Legal Guide

Can I File a Personal Injury Claim For an Injury Sustained at Work?

Getting injured at work can be a traumatizing experience for anyone.  The average person wants to do their best at their job and have the right goals in mind for the company: so it can be infuriating when the company doesn't keep your needs and safety in mind.

If you're hurt, what can you do?  Although a personal injury lawsuit may feel like the best course of action, in most states, it's not the right lawsuit.

Where Are You Based?

Most states require employers to have workers' comp insurance.  This means that if anything happens to an employee, the employer's insurance that they pay into will cover most, if not all, of the costs associated with the injury.  Some states like Texas don't, and therefore when an employer decides not to pay for worker's comp and an employee gets injured, a personal injury claim is completely legal.
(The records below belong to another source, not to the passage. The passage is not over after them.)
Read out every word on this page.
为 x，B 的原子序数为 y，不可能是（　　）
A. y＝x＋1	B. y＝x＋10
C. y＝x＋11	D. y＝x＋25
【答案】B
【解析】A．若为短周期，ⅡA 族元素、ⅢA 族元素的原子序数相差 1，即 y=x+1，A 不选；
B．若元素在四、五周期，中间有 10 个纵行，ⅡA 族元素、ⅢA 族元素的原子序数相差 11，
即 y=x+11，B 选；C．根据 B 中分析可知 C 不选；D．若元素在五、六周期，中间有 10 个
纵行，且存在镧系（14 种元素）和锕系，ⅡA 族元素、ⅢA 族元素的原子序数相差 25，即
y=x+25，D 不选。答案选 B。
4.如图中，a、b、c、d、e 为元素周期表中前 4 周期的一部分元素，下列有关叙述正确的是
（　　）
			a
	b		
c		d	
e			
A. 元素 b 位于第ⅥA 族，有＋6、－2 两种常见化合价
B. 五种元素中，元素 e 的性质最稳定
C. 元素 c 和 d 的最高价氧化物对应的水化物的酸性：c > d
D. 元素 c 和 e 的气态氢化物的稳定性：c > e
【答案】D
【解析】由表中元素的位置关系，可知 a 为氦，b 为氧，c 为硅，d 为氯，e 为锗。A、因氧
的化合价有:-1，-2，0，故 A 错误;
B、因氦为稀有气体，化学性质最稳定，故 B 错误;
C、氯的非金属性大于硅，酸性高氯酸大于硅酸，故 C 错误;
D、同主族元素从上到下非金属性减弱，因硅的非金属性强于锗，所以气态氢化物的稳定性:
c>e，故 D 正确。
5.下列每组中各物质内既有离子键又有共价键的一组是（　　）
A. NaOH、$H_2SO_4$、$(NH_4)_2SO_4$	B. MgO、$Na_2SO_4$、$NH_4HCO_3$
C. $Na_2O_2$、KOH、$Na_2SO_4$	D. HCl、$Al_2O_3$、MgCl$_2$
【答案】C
Why Would Someone Try to File This?

The main reason anyone would attempt to file a personal injury claim against an employer is that they don't understand the laws surrounding workers' comp insurance. 

These injuries can be anything from failure to provide a safe work environment to inadequate supervision, failure to provide safety gear, negligent hiring and training, and errors in maintaining workplace equipment and vehicles.

People who have gone through these issues want to sue and get the money they need to recover from their injuries.  Although a personal injury claim isn’t always the right idea, it’s obvious why they’d think it was.

Why Worker’s Comp Matters

As any personal injury lawyer will tell you: workers comp matters because it protects all workers, plus the employer.  Not only will you be sure that the money is available if it’s a workers’ comp report, but you’ll also be able to go to court for this without your employer seeming to take it as a personal slight.

Taking someone to court over a personal injury, regardless of how justified the lawsuit is, doesn’t pan out in the long run for the relationship between the two individuals.  This could eventually make you quit or leave your job, which could mean a loss of benefits and income you may not be prepared to deal with.

Why People Try to Work Around It

Sometimes employers will want to avoid paying into worker’s comp or dealing with higher monthly rates and will try to talk their way out of a worker's comp claim.  In other cases, an employee may take it as willful endangerment because their employer has something against them specifically.  If this happens, it's common for people to want revenge and to drag their former employer into court, but unless you have evidence, it's hard to prove well enough to win a case.

Injury Isn’t Easy to Deal With

No matter what kind of injury you’re dealing with, having to go through it at work isn’t fun and can mess with your entire life and livelihood.  Don’t be afraid to talk it through with a lawyer if you’re unsure or confused.